No One Wants to Know, a poem from Chant of a Million Women was featured in Writing in a Woman’s Voice.

Writing In A Woman’s Voice

Tuesday, 27 November 2018

No One Wants to Know

by Shirani Rajapakse

It was only much later,

when the world had gone to sleep and

awoken many times, that they found out.

By then it was far too late.

People had moved on. Old news was of no use,

they yawned as they picked up the papers

delivered that morning to read the news

crisp and new. Someone lost a cat,

someone broke into a home.

No laws were needed for any of that, no urgent

appeals, that could wait.

But she was only five years old.

They are all silent, those people in high places.

They’ve run out of words, catch phrases they

threw out to the women in jest.

Wrong clothes, out in the dark alone

with a strange man. Of course they deserved it,

those stupid women, they said laughing

behind closed doors.

And now they are scratching their balls and

trying to come up with reasons where

reasons never existed for any of this.

But it’s too late.

Too late for her, the little girl.

Too late for her sisters in other places.
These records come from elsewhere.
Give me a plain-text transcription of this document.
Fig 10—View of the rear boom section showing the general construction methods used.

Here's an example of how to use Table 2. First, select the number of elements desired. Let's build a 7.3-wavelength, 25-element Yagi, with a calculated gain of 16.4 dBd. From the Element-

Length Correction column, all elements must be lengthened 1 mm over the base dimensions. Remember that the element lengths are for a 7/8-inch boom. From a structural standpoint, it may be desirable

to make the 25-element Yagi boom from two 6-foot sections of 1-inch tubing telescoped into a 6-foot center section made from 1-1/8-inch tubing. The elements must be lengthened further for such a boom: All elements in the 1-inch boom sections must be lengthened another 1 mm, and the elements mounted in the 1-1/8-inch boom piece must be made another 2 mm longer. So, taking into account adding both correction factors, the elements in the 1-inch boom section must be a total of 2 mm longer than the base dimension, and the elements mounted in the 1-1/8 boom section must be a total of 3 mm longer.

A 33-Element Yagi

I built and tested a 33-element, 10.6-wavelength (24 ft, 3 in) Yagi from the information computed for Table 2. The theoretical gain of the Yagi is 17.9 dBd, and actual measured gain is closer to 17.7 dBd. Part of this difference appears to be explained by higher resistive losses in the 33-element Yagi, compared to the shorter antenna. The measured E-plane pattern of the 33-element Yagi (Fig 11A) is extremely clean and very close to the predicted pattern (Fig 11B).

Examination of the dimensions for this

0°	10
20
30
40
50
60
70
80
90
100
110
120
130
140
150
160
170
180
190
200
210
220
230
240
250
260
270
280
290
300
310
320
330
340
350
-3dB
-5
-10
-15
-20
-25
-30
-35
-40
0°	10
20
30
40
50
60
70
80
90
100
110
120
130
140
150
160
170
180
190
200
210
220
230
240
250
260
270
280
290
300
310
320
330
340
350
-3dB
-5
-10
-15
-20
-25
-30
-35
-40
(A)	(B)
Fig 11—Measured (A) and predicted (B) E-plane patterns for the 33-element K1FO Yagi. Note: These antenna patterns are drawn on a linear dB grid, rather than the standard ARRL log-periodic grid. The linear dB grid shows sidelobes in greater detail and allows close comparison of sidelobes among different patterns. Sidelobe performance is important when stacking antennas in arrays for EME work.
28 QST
Too late for the mothers whose

daughters died a slow painful death.

Too late, too late. But no one cares.

Not theirs to care.

* * * * *

© 2018 Shirani Rajapakse, “No One Wants to Know” is from the award winning collection Chant of a Million Women (2017) by Shirani Rajapakse

Shirani Rajapakse is an internationally published, award winning poet and short story writer. She won the Cha “Betrayal” Poetry Contest 2013 and was a finalist in the Anna Davidson Rosenberg Poetry Awards 2013. Her collection of short stories Breaking News (Vijitha Yapa 2011) was shortlisted for the Gratiaen Award. Her critically acclaimed poetry collection Chant of a Million Women (self published 2017) is a Finalist in the 2018 Kindle Book Awards. It received an Honorable Mention in the 2018 Readers’ Favorite Awards and was chosen as an “Official Selection” in the 2018 New Apple Summer eBook Awards for Excellence in Independent Publishing. Rajapakse’s work appears in many literary journals and anthologies around the world. Rajapakse read for a BA in English Literature from the University of Kelaniya, Sri Lanka and has a MA in International Relations from JNU, India.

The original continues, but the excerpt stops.